Working with a designer can involve a lot of back and forth. It’s best to provide as much information as possible and all the materials they’ll need right from the beginning. To get you started, we’ve put together a checklist of everything your graphic designer will expect you to provide.
- A few sentences or a paragraph describing the work needed.
- An outline of the project’s purpose, objectives, and key messaging.
- Direction on the overall style and tone of the project.
- A comprehensive list of all required activities, deliverables, and timelines.
- Who is your intended audience?
- Outline any relevant demographic and psychographic information.
- Fonts and font sizes.
- Company specific assets and logos.
Project Specific Details:
- Important dates or milestones.
- Titles, slogans, or CTA links.
- Sizes and resolutions for images.
Any Additional Assets:
- Third party logos, including partners, sponsors, and affiliated organisations.
- Standardised logos, like recycling logos, or ISO numbers.
The brief provides the foundation for your project. But no matter how comprehensive it may be, you’ll still need to maintain clear and regular contact with your designer throughout the process
Share Your Ideas
Most designers are more than happy to hear your thoughts or ideas. By being present and accessible, you can help to shape the project. It’s great to collaborate and bounce ideas off each other and can even help your project progress more organically. However, if you find yourself really struggling for ideas, be prepared to factor this into your timescales and costs. You don’t want ideas generation taking up the bulk of your design budget.
Keep Your Designer in the Loop
If anything in the project changes, let your designer know straight away. If they are working on assets that will need major changes, any delay will waste your time as well as theirs. Be sure to create a succinct list of what needs altering, rather than pointing out changes one at a time. It’s much easier for a designer to work on a project when they can see the whole picture. Finally, make sure you check in with your designer at regular intervals. Depending on the timeframe of the project, this could be every few days to every week.
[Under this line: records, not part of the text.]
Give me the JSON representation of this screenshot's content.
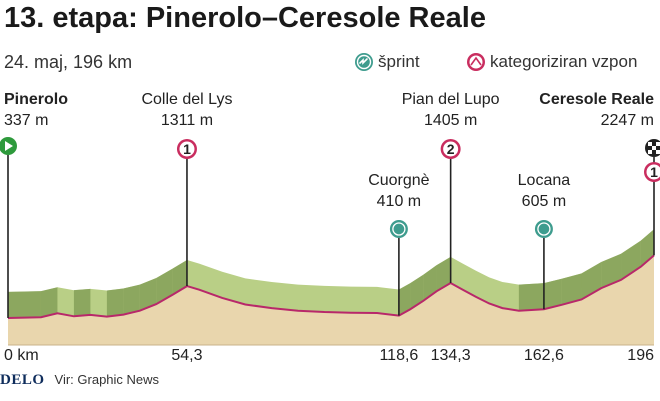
{
  "title": "13. etapa: Pinerolo–Ceresole Reale",
  "subtitle": "24. maj, 196 km",
  "legend": {
    "sprint": "šprint",
    "climb": "kategoriziran vzpon"
  },
  "footer": {
    "brand": "DELO",
    "source": "Vir: Graphic News"
  },
  "colors": {
    "fill_dark": "#7e9a52",
    "fill_light": "#b9cf86",
    "base": "#e9d6ad",
    "line": "#b8286a",
    "sprint": "#3e9c8e",
    "climb": "#c92d5f",
    "start": "#2e9a3c"
  },
  "chart_data": {
    "type": "area",
    "title": "13. etapa: Pinerolo–Ceresole Reale",
    "xlabel": "",
    "ylabel": "",
    "xlim": [
      0,
      196
    ],
    "x_ticks": [
      "0 km",
      "54,3",
      "118,6",
      "134,3",
      "162,6",
      "196"
    ],
    "profile": {
      "x": [
        0,
        10,
        15,
        20,
        25,
        30,
        35,
        40,
        45,
        50,
        54.3,
        58,
        65,
        72,
        80,
        88,
        96,
        104,
        112,
        118.6,
        122,
        126,
        130,
        134.3,
        138,
        142,
        146,
        150,
        155,
        162.6,
        168,
        174,
        180,
        186,
        192,
        196
      ],
      "elevation": [
        337,
        360,
        480,
        390,
        430,
        380,
        440,
        560,
        760,
        1050,
        1311,
        1200,
        950,
        750,
        640,
        560,
        520,
        500,
        490,
        410,
        600,
        860,
        1150,
        1405,
        1200,
        980,
        780,
        640,
        560,
        605,
        740,
        900,
        1250,
        1500,
        1900,
        2247
      ]
    },
    "points": [
      {
        "name": "Pinerolo",
        "km": 0,
        "elevation": 337,
        "label": "Pinerolo",
        "value_label": "337 m",
        "kind": "start"
      },
      {
        "name": "Colle del Lys",
        "km": 54.3,
        "elevation": 1311,
        "label": "Colle del Lys",
        "value_label": "1311 m",
        "kind": "climb",
        "category": "1"
      },
      {
        "name": "Cuorgnè",
        "km": 118.6,
        "elevation": 410,
        "label": "Cuorgnè",
        "value_label": "410 m",
        "kind": "sprint"
      },
      {
        "name": "Pian del Lupo",
        "km": 134.3,
        "elevation": 1405,
        "label": "Pian del Lupo",
        "value_label": "1405 m",
        "kind": "climb",
        "category": "2"
      },
      {
        "name": "Locana",
        "km": 162.6,
        "elevation": 605,
        "label": "Locana",
        "value_label": "605 m",
        "kind": "sprint"
      },
      {
        "name": "Ceresole Reale",
        "km": 196,
        "elevation": 2247,
        "label": "Ceresole Reale",
        "value_label": "2247 m",
        "kind": "finish",
        "category": "1"
      }
    ]
  }
}
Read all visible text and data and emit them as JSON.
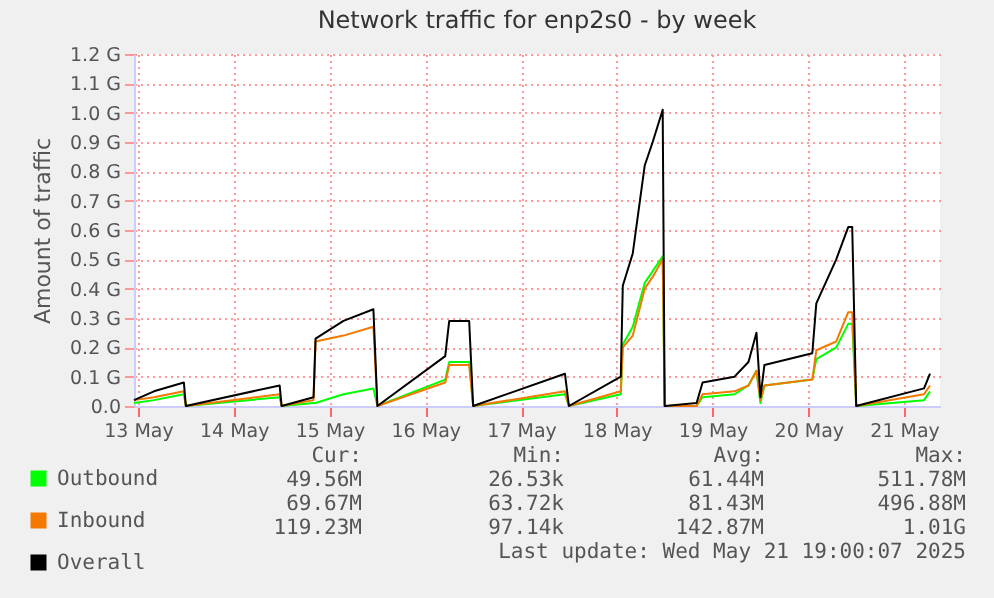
{
  "chart_data": {
    "type": "line",
    "title": "Network traffic for enp2s0 - by week",
    "ylabel": "Amount of traffic",
    "x": [
      "--05-13T11:00",
      "--05-13T16:00",
      "--05-13T23:30",
      "--05-14T00:00",
      "--05-14T23:30",
      "--05-15T00:00",
      "--05-15T08:00",
      "--05-15T08:30",
      "--05-15T15:30",
      "--05-15T23:00",
      "--05-16T00:00",
      "--05-16T17:00",
      "--05-16T18:00",
      "--05-16T23:00",
      "--05-17T00:00",
      "--05-17T23:00",
      "--05-18T00:00",
      "--05-18T13:00",
      "--05-18T13:30",
      "--05-18T16:00",
      "--05-18T19:00",
      "--05-18T21:00",
      "--05-18T23:30",
      "--05-19T00:00",
      "--05-19T08:00",
      "--05-19T09:30",
      "--05-19T17:30",
      "--05-19T21:00",
      "--05-19T23:00",
      "--05-20T00:00",
      "--05-20T01:00",
      "--05-20T13:00",
      "--05-20T14:00",
      "--05-20T19:00",
      "--05-20T22:00",
      "--05-20T23:00",
      "--05-21T00:00",
      "--05-21T17:00",
      "--05-21T18:30"
    ],
    "series": [
      {
        "name": "Outbound",
        "color": "#00ff00",
        "values": [
          0.01,
          0.02,
          0.04,
          0,
          0.03,
          0,
          0.01,
          0.01,
          0.04,
          0.06,
          0,
          0.09,
          0.15,
          0.15,
          0,
          0.04,
          0,
          0.04,
          0.21,
          0.27,
          0.42,
          0.46,
          0.51,
          0,
          0,
          0.03,
          0.04,
          0.07,
          0.12,
          0.01,
          0.07,
          0.09,
          0.16,
          0.2,
          0.28,
          0.28,
          0,
          0.02,
          0.05
        ]
      },
      {
        "name": "Inbound",
        "color": "#f57900",
        "values": [
          0.02,
          0.03,
          0.05,
          0,
          0.04,
          0,
          0.02,
          0.22,
          0.24,
          0.27,
          0,
          0.08,
          0.14,
          0.14,
          0,
          0.05,
          0,
          0.05,
          0.2,
          0.24,
          0.4,
          0.44,
          0.5,
          0,
          0,
          0.04,
          0.05,
          0.07,
          0.12,
          0.02,
          0.07,
          0.09,
          0.19,
          0.22,
          0.32,
          0.32,
          0,
          0.04,
          0.07
        ]
      },
      {
        "name": "Overall",
        "color": "#000000",
        "values": [
          0.02,
          0.05,
          0.08,
          0,
          0.07,
          0,
          0.03,
          0.23,
          0.29,
          0.33,
          0,
          0.17,
          0.29,
          0.29,
          0,
          0.11,
          0,
          0.1,
          0.41,
          0.52,
          0.82,
          0.9,
          1.01,
          0,
          0.01,
          0.08,
          0.1,
          0.15,
          0.25,
          0.03,
          0.14,
          0.18,
          0.35,
          0.5,
          0.61,
          0.61,
          0,
          0.06,
          0.11
        ]
      }
    ],
    "xlim": [
      "--05-13T11:00",
      "--05-21T21:00"
    ],
    "xticks": [
      {
        "value": "--05-13T12:00",
        "label": "13 May"
      },
      {
        "value": "--05-14T12:00",
        "label": "14 May"
      },
      {
        "value": "--05-15T12:00",
        "label": "15 May"
      },
      {
        "value": "--05-16T12:00",
        "label": "16 May"
      },
      {
        "value": "--05-17T12:00",
        "label": "17 May"
      },
      {
        "value": "--05-18T12:00",
        "label": "18 May"
      },
      {
        "value": "--05-19T12:00",
        "label": "19 May"
      },
      {
        "value": "--05-20T12:00",
        "label": "20 May"
      },
      {
        "value": "--05-21T12:00",
        "label": "21 May"
      }
    ],
    "ylim": [
      0,
      1.2
    ],
    "yticks": [
      {
        "value": 0,
        "label": "0.0"
      },
      {
        "value": 0.1,
        "label": "0.1 G"
      },
      {
        "value": 0.2,
        "label": "0.2 G"
      },
      {
        "value": 0.3,
        "label": "0.3 G"
      },
      {
        "value": 0.4,
        "label": "0.4 G"
      },
      {
        "value": 0.5,
        "label": "0.5 G"
      },
      {
        "value": 0.6,
        "label": "0.6 G"
      },
      {
        "value": 0.7,
        "label": "0.7 G"
      },
      {
        "value": 0.8,
        "label": "0.8 G"
      },
      {
        "value": 0.9,
        "label": "0.9 G"
      },
      {
        "value": 1.0,
        "label": "1.0 G"
      },
      {
        "value": 1.1,
        "label": "1.1 G"
      },
      {
        "value": 1.2,
        "label": "1.2 G"
      }
    ],
    "grid": true,
    "legend": "bottom left",
    "marker": "none",
    "line_style": "solid",
    "annotations": [
      "Cur:",
      "Min:",
      "Avg:",
      "Max:",
      "49.56M",
      "26.53k",
      "61.44M",
      "511.78M",
      "69.67M",
      "63.72k",
      "81.43M",
      "496.88M",
      "119.23M",
      "97.14k",
      "142.87M",
      "1.01G",
      "Last update: Wed May 21 19:00:07 2025"
    ]
  }
}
Be Constructive and Specific with Feedback
When your brief is vague or too broad, you’ll need to provide constructive feedback to narrow things down. If you receive work that doesn’t align with your vision, try not to dismiss the designer’s interpretation out of hand. You need to explain why it’s not working so that you can both move forward constructively.
Working with a graphic designer will elevate your visual branding and help you engage your audience. Just remember, clear and open communication is essential to your design project’s success. Offer up as much information as you can in a detailed brief and empower them to fill in the blanks when you are unsure. Be responsive with feedback, but also receptive to your designer’s ideas and expertise. Maintaining a direct line of communication throughout the project will keep everyone on the same page and will get you the results you desire.